Changing the lesson outcome or product enable students
to have choices that focus on the way they learn best. Through products or performances,
educators obtain the evidence of student learning by means of viewing how much
students know or have the ability to do. There are three important approaches
to changing the product and they include differentiating the entry points, exit
points, and accountability for student learning. Differentiation is the key to
changing the product where educators change lessons by providing students with
different methods of entering into learning. According to Fogarty and Pete
(2011) by generating many acceptable options for student products, PLC teams
support the differentiated classrooms and take another step toward ensuring
student success. Students can exhibit their best work, their best evidence of
learning, through designing and producing demonstrations of learning around
their strengths (p.103). The use of
differentiation allows students to work on areas of learning through their strengths.

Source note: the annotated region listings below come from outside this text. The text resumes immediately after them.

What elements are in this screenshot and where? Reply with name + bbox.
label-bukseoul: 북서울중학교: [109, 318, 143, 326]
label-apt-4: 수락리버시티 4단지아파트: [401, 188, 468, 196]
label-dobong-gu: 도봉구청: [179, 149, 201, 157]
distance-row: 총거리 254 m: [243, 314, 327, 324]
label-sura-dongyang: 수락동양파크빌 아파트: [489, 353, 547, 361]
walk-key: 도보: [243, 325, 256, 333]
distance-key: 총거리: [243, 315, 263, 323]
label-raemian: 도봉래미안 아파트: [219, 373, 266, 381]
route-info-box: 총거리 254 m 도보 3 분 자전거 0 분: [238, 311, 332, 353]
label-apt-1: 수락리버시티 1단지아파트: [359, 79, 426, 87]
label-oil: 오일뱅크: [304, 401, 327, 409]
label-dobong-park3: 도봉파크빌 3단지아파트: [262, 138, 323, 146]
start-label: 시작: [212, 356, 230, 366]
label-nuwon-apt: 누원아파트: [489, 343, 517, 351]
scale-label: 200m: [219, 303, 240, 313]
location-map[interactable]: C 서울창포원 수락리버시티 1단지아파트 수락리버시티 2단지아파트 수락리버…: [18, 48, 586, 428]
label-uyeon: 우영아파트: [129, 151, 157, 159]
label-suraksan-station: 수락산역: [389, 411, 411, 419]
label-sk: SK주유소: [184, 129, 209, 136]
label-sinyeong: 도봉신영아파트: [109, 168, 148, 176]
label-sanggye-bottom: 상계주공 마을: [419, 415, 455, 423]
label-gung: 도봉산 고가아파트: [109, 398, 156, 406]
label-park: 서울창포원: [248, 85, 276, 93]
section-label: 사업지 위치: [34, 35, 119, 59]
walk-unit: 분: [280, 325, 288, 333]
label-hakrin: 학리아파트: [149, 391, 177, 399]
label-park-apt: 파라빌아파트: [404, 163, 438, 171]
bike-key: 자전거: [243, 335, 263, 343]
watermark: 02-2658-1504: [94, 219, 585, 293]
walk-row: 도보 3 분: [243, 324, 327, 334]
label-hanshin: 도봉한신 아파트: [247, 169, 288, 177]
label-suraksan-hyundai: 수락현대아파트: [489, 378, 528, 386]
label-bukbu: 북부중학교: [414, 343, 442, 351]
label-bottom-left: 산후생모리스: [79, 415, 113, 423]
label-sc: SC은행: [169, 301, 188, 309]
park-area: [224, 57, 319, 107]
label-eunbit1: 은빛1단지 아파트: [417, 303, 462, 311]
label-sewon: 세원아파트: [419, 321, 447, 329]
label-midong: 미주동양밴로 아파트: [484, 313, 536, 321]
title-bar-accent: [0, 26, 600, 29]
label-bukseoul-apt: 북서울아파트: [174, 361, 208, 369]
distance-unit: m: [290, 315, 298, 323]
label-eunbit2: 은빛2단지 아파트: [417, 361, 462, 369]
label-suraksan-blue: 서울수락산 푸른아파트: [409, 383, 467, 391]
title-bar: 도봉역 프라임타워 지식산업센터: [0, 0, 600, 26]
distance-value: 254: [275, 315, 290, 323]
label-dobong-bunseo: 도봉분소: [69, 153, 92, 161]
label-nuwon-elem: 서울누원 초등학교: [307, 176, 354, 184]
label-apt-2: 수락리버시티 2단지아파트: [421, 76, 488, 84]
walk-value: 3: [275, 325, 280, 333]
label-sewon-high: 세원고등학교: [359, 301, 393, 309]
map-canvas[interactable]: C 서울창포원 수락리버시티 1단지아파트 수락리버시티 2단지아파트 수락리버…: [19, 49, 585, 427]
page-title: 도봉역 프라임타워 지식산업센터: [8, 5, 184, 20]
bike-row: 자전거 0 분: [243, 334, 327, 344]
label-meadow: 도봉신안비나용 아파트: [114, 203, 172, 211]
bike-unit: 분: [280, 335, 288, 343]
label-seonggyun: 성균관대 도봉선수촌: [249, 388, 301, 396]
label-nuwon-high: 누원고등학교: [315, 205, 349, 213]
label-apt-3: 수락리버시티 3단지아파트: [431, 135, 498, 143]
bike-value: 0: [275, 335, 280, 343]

This is important because use all
students do not learn the same or one size does not fit all. Educators must use
different strategies that allow students who have strengths in a particular
area to use their strengths in producing what they learned. This is a method of
changing the lesson outcome or the product. Levi (2008) discusses how it is not necessary
to make the assessment the same for every student. Students vary in their
ability levels, learning styles, and areas of interest, the ways in which demonstrate
what they know should vary as well. Just as students have a need to use
different strengths in learning, they have the same need for different
assessments of product, so they can express their learning.